Why Is the Unidirectional Bezel on the Rolex Submariner So Important?


Vintage Rolex Submariner
A vintage Rolex Submariner

When Rolex released the Submariner in the 1950s, the bezel moved in both directions. Although the rotating bezel was revolutionary both because it rotated and because of the serrated edges making it easy to grip while underwater, the bezel in first generation was very inferior to its modern counterpart. The bezel has sixty minute graduations and with an arrow marker at the 12 position, the rotation could tell a diver when an hour passed or, for that matter, when any amount of time passed based on how it was set.


However, because it was bi-directional, the bezel could be bumped in either direction during a dive. If it was bumped the wrong direction, it would make it seem to a diver they were underwater for less time than they were.


A number of upgrades have occurred to the Submariner over the years and maybe none is more important than the changes on the bezel. Today, a Submariner bezel can move only forward. This is important in deep dives. If the bezel is bumped, it simply means the diver will see less time to remain on the dive, far less dangerous than staying under longer than the diver should.

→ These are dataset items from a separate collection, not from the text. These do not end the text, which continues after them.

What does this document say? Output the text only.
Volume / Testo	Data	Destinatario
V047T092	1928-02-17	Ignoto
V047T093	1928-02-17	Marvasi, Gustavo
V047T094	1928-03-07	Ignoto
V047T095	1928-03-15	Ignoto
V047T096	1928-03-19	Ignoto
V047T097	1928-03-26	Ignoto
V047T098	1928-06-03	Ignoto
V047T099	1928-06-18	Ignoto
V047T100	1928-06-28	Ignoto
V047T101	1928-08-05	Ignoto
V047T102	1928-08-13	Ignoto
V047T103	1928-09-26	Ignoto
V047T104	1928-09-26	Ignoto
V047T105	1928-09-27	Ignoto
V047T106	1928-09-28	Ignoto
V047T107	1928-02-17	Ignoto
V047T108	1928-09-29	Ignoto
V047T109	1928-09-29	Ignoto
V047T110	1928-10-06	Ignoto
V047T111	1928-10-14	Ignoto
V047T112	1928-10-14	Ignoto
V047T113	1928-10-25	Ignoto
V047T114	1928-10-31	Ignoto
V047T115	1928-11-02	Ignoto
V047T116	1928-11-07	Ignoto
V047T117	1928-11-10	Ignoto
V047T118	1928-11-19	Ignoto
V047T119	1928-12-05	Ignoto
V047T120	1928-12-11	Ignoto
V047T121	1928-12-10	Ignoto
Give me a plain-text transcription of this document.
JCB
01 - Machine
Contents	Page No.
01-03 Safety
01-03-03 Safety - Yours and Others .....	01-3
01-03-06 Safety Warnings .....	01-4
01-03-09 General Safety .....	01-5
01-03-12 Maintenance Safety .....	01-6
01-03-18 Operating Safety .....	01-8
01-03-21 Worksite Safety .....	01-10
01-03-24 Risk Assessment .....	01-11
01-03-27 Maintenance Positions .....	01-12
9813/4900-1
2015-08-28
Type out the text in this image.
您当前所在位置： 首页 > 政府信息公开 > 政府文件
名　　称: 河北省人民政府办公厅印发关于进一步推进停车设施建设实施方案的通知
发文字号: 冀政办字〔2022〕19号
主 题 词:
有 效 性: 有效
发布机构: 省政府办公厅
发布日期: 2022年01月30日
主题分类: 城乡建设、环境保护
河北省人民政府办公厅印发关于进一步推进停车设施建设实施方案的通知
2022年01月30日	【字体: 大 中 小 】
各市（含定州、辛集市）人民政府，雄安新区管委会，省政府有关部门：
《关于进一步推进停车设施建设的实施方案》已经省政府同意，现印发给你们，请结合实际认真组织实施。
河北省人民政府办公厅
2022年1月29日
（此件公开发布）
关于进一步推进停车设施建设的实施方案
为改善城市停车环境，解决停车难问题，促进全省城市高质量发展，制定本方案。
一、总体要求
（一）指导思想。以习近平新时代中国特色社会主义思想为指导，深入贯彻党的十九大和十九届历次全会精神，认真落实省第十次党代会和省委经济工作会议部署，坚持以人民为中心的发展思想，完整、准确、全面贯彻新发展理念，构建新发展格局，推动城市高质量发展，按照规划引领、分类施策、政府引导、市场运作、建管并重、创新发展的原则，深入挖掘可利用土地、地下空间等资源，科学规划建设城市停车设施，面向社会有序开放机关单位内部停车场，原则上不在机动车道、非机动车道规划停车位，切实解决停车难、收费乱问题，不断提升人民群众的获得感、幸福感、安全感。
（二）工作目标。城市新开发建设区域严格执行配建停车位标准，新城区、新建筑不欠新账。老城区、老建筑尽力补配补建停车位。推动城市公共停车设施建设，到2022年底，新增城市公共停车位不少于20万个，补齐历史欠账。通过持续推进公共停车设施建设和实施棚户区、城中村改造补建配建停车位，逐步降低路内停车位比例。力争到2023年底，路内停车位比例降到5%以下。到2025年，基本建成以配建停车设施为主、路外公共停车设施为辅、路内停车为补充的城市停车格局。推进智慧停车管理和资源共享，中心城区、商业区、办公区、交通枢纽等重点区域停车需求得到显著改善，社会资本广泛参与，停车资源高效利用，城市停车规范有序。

Sometimes it’s easy to forget Rolex watches have a purpose. Today, computers and electronic equipment provide all the functionality of a dive watch but many divers use the Submariner as backup in case of equipment failure.


So what do you think of this model and it’s bezel?


**TIP** To use the Submariner’s bezel, rotate the zero-marker to the left, stopping at the minute hand on the dial. As the minute hand moves, it will tell the elapsed time by pointing to the minute on the bezel. This should be done before entering the water.